A conclusione del procedimento, con la decisione n. 17131 del 3 agosto 2007, l’AGCM accertava la violazione, da parte della Wind, dell’articolo 82 del Trattato CE (attualmente art. 102 del TFUE[1]). Secondo l’AGCM la predetta società aveva proposto offerte, a prezzi molto vantaggiosi, per le chiamate verso i propri clienti; in questo modo era stato generato un «effetto club» che aveva aumentato il potere di mercato della Wind e, contemporaneamente, ridotto quello della concorrenza. In particolare, l’applicazione di condizioni economiche differenti a prestazioni equivalenti aveva causato ai partner commerciali della società romana una diminuzione del giro d’affari contraria all’articolo 82, §2, lettera c) del Trattato CE. Per siffatte ragioni l’AGCM condannava la Wind al pagamento di una multa di due milioni di euro.

La decisione dell’AGCM veniva impugnata dalla società soccombente dinanzi al TAR del Lazio che, con sentenza del 23 gennaio 2008, rigettava il ricorso.

A seguito di tale pronuncia, la Wind proponeva appello dinanzi al Consiglio di Stato sostenendo, tra l’altro, che la condotta contestata rientrasse nel campo di applicazione della lettera a) - e non della lettera c) - del §2 dell’articolo 82 del Trattato CE. Pertanto, la società di telecomunicazioni chiedeva ai Giudici di Palazzo Spada di porre alla Corte di Giustizia una questione pregiudiziale allo scopo di stabilire: a) se l’articolo 82 del Trattato CE si opponesse a che un operatore di telefonia, avente una quota limitata di mercato, formulasse delle offerte «on-net» e «intercom» con prezzi inferiori alla tariffa di terminazione; e b) se il comportamento ascritto alla Wind dovesse essere definito una condotta discriminatoria ai sensi della lettera c) del §2 dell’articolo 82 del Trattato CE, oppure una condotta finalizzata ad una compressione dei margini e, dunque, sub lettera a) dello stesso paragrafo.

Con sentenza del 15 marzo 2011, il Consiglio di Stato rigettava il ricorso della Wind motivando – anche in base alla giurisprudenza europea [2] - che in caso di mercati integrati o collegati, la posizione dominante detenuta su un mercato (nel caso di specie quello dei «servizi di chiamata») potesse essere utilizzata per ottenere benefici in un altro (nel caso di specie quello dei «servizi di comunicazione»). Inoltre, il Consiglio di Stato osservava come l’AGCM avesse contestato alla Wind non soltanto di praticare una politica discriminatoria in relazione ai prezzi, ma anche di avere finanziato le offerte proposte ai propri clienti con i profitti realizzati applicando una «tariffa di chiamata» più alta ai concorrenti.

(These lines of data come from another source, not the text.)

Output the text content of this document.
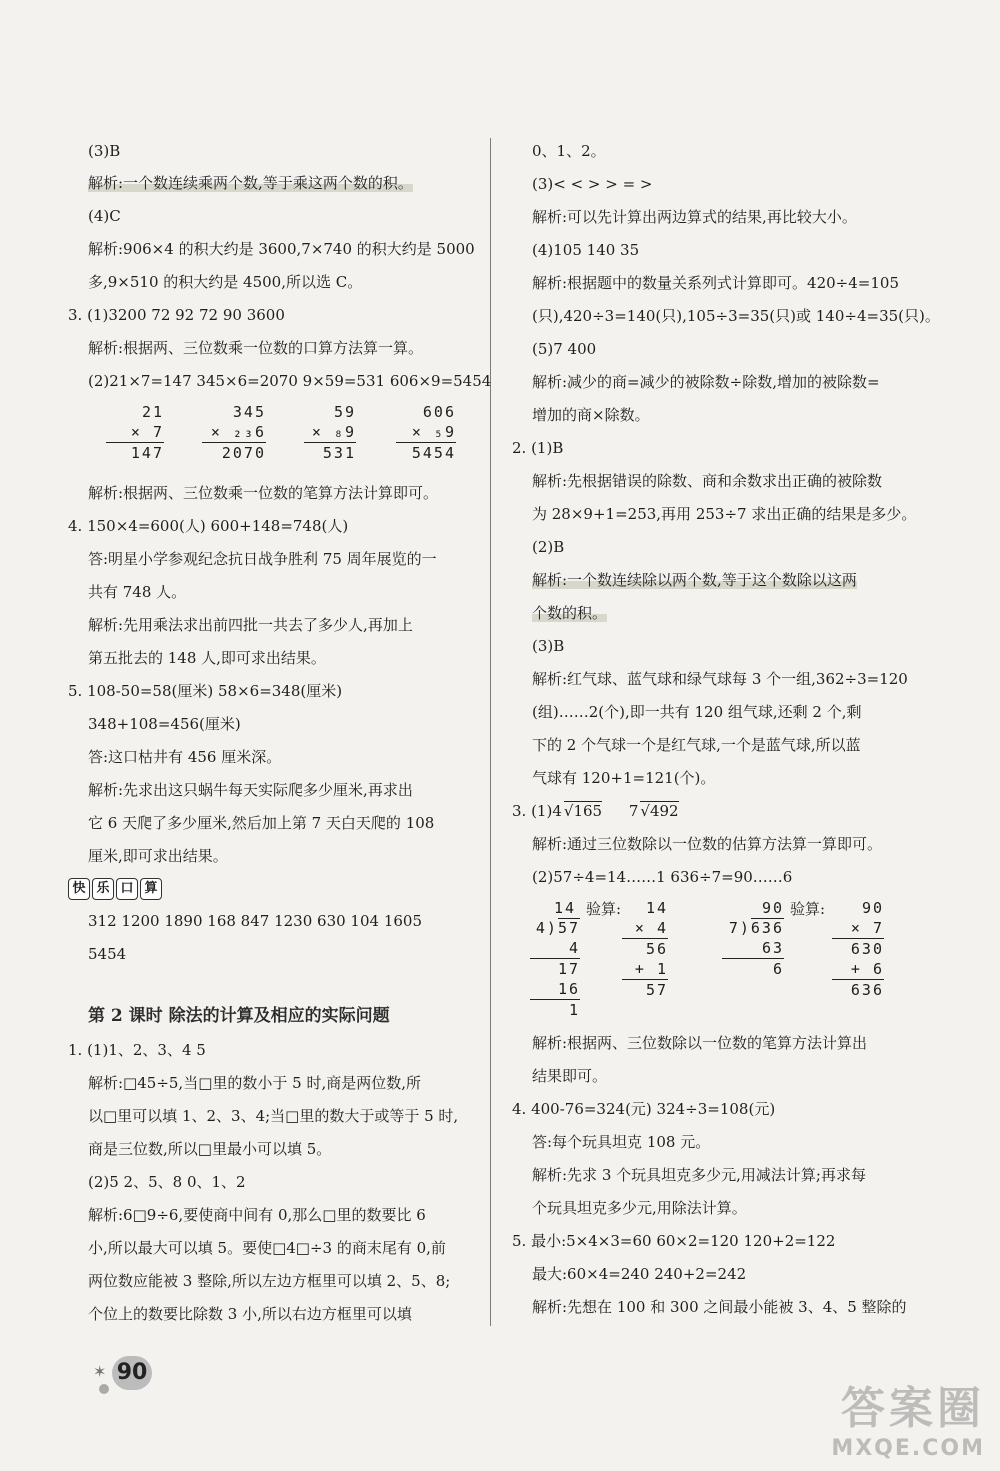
(3)B
解析:一个数连续乘两个数,等于乘这两个数的积。
(4)C
解析:906×4 的积大约是 3600,7×740 的积大约是 5000
多,9×510 的积大约是 4500,所以选 C。
3. (1)3200 72 92 72 90 3600
解析:根据两、三位数乘一位数的口算方法算一算。
(2)21×7=147 345×6=2070 9×59=531 606×9=5454
21
× 7
147
345
× ₂₃6
2070
59
× ₈9
531
606
× ₅9
5454
解析:根据两、三位数乘一位数的笔算方法计算即可。
4. 150×4=600(人) 600+148=748(人)
答:明星小学参观纪念抗日战争胜利 75 周年展览的一
共有 748 人。
解析:先用乘法求出前四批一共去了多少人,再加上
第五批去的 148 人,即可求出结果。
5. 108-50=58(厘米) 58×6=348(厘米)
348+108=456(厘米)
答:这口枯井有 456 厘米深。
解析:先求出这只蜗牛每天实际爬多少厘米,再求出
它 6 天爬了多少厘米,然后加上第 7 天白天爬的 108
厘米,即可求出结果。
快 乐 口 算
312 1200 1890 168 847 1230 630 104 1605
5454
第 2 课时 除法的计算及相应的实际问题
1. (1)1、2、3、4 5
解析:□45÷5,当□里的数小于 5 时,商是两位数,所
以□里可以填 1、2、3、4;当□里的数大于或等于 5 时,
商是三位数,所以□里最小可以填 5。
(2)5 2、5、8 0、1、2
解析:6□9÷6,要使商中间有 0,那么□里的数要比 6
小,所以最大可以填 5。要使□4□÷3 的商末尾有 0,前
两位数应能被 3 整除,所以左边方框里可以填 2、5、8;
个位上的数要比除数 3 小,所以右边方框里可以填
0、1、2。
(3)< < > > = >
解析:可以先计算出两边算式的结果,再比较大小。
(4)105 140 35
解析:根据题中的数量关系列式计算即可。420÷4=105
(只),420÷3=140(只),105÷3=35(只)或 140÷4=35(只)。
(5)7 400
解析:减少的商=减少的被除数÷除数,增加的被除数=
增加的商×除数。
2. (1)B
解析:先根据错误的除数、商和余数求出正确的被除数
为 28×9+1=253,再用 253÷7 求出正确的结果是多少。
(2)B
解析:一个数连续除以两个数,等于这个数除以这两
个数的积。
(3)B
解析:红气球、蓝气球和绿气球每 3 个一组,362÷3=120
(组)……2(个),即一共有 120 组气球,还剩 2 个,剩
下的 2 个气球一个是红气球,一个是蓝气球,所以蓝
气球有 120+1=121(个)。
3. (1)4 √165 7 √492
解析:通过三位数除以一位数的估算方法算一算即可。
(2)57÷4=14……1 636÷7=90……6
14
4)57
4
17
16
1
验算:	14
× 4
56
+ 1
57
90
7)636
63
6
验算:	90
× 7
630
+ 6
636
解析:根据两、三位数除以一位数的笔算方法计算出
结果即可。
4. 400-76=324(元) 324÷3=108(元)
答:每个玩具坦克 108 元。
解析:先求 3 个玩具坦克多少元,用减法计算;再求每
个玩具坦克多少元,用除法计算。
5. 最小:5×4×3=60 60×2=120 120+2=122
最大:60×4=240 240+2=242
解析:先想在 100 和 300 之间最小能被 3、4、5 整除的
✶ 90
答案圈
MXQE.COM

A seguito di una tale decisione, la società soccombente presentava, infine, ricorso per cassazione ex art. 111, co. 8 Cost.; tale articolo prevede la possibilità di presentare ricorso, contro le decisioni del Consiglio di Stato e della Corte dei conti, solamente per motivi legati alla giurisdizione. Invero la Wind sosteneva che nel dare la propria interpretazione del diritto dell’Unione Europea senza disporre il rinvio pregiudiziale alla CGUE  - la quale, sempre a parere della società ricorrente, non si era ancora chiaramente espressa sulle summenzionate questioni - il Consiglio di Stato avesse oltrepassato i limiti della propria giurisdizione.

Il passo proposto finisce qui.